ATP stimulates chemokine production via a store-operated calcium entry pathway in C6 glioma cells

Abstract

Background: Glioma present as one of the most challenging cancers to treat, however, understanding of tumor cell biology is not well understood. Extracellular adenosine triphosphate (ATP) could serve as a critical signaling molecule regulating tumor development. This study has examined pharmacological modulation of calcium (Ca2+) entry through store-operated channels (SOC) on cellular expression and production of immune-cell mobilizing chemokines in ATP-stimulated C6 glioma cells.

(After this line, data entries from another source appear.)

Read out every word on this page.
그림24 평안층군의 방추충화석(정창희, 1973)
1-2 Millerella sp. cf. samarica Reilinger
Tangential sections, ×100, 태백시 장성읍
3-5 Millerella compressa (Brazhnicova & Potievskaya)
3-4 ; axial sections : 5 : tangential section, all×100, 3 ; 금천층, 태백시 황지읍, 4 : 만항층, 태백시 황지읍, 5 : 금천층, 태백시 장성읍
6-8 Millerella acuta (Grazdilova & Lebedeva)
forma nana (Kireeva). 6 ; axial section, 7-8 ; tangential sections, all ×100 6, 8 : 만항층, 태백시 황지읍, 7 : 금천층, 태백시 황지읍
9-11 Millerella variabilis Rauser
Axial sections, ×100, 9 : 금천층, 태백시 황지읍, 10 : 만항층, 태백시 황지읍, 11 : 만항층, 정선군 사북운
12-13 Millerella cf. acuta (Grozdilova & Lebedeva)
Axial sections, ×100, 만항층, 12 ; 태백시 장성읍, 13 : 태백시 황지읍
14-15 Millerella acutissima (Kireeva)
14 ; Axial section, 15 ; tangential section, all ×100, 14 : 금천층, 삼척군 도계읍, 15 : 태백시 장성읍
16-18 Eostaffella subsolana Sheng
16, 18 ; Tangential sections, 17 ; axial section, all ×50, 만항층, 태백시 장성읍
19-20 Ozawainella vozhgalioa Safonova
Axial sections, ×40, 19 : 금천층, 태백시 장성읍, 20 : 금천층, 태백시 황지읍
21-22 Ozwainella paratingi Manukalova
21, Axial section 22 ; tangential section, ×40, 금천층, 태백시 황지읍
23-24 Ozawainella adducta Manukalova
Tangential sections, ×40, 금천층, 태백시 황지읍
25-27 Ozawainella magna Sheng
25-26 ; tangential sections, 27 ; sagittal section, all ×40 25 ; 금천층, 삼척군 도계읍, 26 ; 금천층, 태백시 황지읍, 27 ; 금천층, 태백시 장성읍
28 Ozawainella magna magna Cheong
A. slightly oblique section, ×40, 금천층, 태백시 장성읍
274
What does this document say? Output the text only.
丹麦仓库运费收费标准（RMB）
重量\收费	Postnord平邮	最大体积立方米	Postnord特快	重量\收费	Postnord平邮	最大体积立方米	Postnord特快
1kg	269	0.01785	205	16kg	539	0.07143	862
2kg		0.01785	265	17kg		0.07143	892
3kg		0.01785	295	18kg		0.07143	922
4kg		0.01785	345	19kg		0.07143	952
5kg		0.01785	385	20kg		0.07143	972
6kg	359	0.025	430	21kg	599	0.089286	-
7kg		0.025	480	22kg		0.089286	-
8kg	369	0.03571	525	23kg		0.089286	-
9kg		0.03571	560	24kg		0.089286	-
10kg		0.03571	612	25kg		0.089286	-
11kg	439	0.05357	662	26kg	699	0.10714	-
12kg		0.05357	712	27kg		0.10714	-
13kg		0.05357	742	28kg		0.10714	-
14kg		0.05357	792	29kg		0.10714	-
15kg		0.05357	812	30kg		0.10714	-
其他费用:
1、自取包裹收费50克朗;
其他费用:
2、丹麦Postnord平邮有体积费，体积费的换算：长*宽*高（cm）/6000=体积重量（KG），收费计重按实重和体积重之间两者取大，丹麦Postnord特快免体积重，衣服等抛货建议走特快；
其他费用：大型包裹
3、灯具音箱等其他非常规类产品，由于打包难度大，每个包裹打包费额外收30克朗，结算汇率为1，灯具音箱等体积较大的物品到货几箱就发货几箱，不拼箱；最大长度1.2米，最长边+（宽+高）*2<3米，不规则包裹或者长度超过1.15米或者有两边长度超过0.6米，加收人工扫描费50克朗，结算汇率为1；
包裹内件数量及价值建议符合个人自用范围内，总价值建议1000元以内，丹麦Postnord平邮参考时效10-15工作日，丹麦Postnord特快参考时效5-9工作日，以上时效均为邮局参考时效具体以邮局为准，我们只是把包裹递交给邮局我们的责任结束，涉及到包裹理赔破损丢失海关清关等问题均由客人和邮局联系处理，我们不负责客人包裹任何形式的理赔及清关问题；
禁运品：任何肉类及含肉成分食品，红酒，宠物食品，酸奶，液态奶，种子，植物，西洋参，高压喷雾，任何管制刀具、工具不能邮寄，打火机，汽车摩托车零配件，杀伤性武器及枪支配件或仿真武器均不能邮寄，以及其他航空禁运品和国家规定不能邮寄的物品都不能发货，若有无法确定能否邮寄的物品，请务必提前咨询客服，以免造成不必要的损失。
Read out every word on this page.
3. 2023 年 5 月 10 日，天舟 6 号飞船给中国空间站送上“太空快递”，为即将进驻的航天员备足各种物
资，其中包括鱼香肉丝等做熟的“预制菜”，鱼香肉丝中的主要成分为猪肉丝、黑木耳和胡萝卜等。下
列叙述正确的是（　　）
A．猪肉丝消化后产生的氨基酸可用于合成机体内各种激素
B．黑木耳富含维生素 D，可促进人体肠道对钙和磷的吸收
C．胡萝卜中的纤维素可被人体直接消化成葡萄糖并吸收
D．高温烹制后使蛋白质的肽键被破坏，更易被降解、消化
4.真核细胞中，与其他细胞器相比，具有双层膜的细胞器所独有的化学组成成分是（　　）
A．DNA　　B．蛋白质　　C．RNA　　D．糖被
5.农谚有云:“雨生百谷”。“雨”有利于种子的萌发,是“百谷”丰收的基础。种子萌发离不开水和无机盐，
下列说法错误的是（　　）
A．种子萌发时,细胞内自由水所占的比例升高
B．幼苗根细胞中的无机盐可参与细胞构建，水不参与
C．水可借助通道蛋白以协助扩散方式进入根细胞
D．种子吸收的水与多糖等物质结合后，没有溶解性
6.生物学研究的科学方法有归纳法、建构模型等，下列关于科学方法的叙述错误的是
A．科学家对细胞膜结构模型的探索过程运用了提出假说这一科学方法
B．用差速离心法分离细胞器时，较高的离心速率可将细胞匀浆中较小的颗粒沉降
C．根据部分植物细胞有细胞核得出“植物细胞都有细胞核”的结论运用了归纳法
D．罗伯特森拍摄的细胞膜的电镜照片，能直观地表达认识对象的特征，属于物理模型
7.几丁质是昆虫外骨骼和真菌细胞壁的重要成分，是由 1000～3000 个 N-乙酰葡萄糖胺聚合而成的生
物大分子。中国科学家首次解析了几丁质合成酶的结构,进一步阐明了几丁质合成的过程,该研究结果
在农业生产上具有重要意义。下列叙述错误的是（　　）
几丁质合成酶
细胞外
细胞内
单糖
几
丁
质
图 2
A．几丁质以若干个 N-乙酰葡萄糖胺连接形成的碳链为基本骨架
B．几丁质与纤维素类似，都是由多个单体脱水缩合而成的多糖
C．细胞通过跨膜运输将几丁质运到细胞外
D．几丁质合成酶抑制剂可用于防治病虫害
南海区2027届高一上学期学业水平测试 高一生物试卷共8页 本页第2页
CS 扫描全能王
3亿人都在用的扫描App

Methods: Calcium spectrofluorometry was carried out to measure mobilization of intracellular Ca2+ [Ca2+]i following ATP stimulation of rat C6 glioma cells. Pretreatment with two inhibitors of SOC, SKF96365 or gadolinium, was used to examine for effects on [Ca2+]i. RT-PCR was performed to determine effects of purinergic stimulation on C6 cell expression of metabotropic P2Y receptors (P2YR) and the chemokines, monocyte chemoattractant protein-1 (MCP-1) and interleukin-8 (IL-8). ELISA was carried out to measure production of MCP-1 and IL-8 with ATP stimulation of glioma cells.

Results: Application of ATP (at 100 microM) to C6 glioma induced an increase in [Ca2+]i with the response exhibiting two components of decay. In the presence of the SOC inhibitors, SKF96365 or gadolinium, or with Ca2+-free solution, ATP responses lacked a slow phase suggesting the secondary component was due to SOC-mediated influx of Ca2+. RT-PCR confirmed expression of purinergic P2Y-subtype receptors in C6 cells which would serve as a precursor to activation of SOC. In addition, ATP-stimulated C6 cells showed enhanced expression of the chemokines, MCP-1 and IL-8, with SKF96365 or gadolinium effective in reducing chemokine expression. Gadolinium treatment of ATP-stimulated C6 cells was also found to inhibit the production of MCP-1 and IL-8.

Conclusion: These results suggest ATP-induced Ca2+ entry, mediated by activation of SOC in C6 glioma, as a mechanism leading to increased cellular expression and release of chemokines. Elevated levels of MCP-1 and IL-8 are predicted to enhance the mobility of tumor cells and promote recruitment of microglia into developing tumors thereby supporting tumor growth.

Figure 1

ATP-induced changes in [Ca²⁺]i in C6 glioma. (A) Representative response for ATP (100 μM) showing rapid and slow components of decay. (B) Typical ATP response in Ca²⁺-free PSS. (C) ATP response following gadolinium (Gd³⁺) pretreatment (1 μM, for 3 min). (D) ATP response in the presence of SKF96365 (25 μM, pretreatment for 3 min). (E) Quantification of durations of ATP responses for the different treatments (measured at one-half of peak response; N = 4/treatment). Values are mean ± SEM. *p < 0.001 compared with control.

Figure 2

Expression of P2YR linked to calcium stores in rodent C6 glioma. The levels of receptor subtype P2Y₁, P2Y₂, P2Y₄ and P2Y₆ were examined in control and ATP-stimulated C6 cells (100 μM; 4 h exposure). The number of PCR cycles was 35 for all receptor subtypes. GAPDH served as a reaction standard. Data are representatives from 4 independent experiments.

Figure 3

Expression of MCP-1 and IL-8 in C6 cells. (A) Representative levels for MCP-1 (upper row) and IL-8 (middle row) for the different treatments (4 h) applied to C6 glioma. Concentrations of ATP, SKF96365 and gadolinium (Gd³⁺) were the same as used in Ca²⁺ studies (Fig. 1). GAPDH served as a reaction standard (lower row). (B) Overall results (N = 4 experiments) showing relative chemokine expression normalized with GAPDH. Values are mean ± SEM. *p < 0.05 compared with control, **p < 0.05 compared with ATP-treated group.

Figure 4

Production of MCP-1 and IL-8 in C6 glioma. C6 cells were treated with ATP (100 μM) in the presence, or absence, of gadolinium (Gd³⁺, 1 μM) for 48 h. (A) Levels of MCP-1 production (ng/ml) and (B) levels of IL-8 production (pg/ml) for the different treatments. Data are presented as mean ± SEM from 4 independent experiments. * indicates significant difference from control (p < 0.001) and ** indicates significant difference from ATP-treated group (p < 0.05).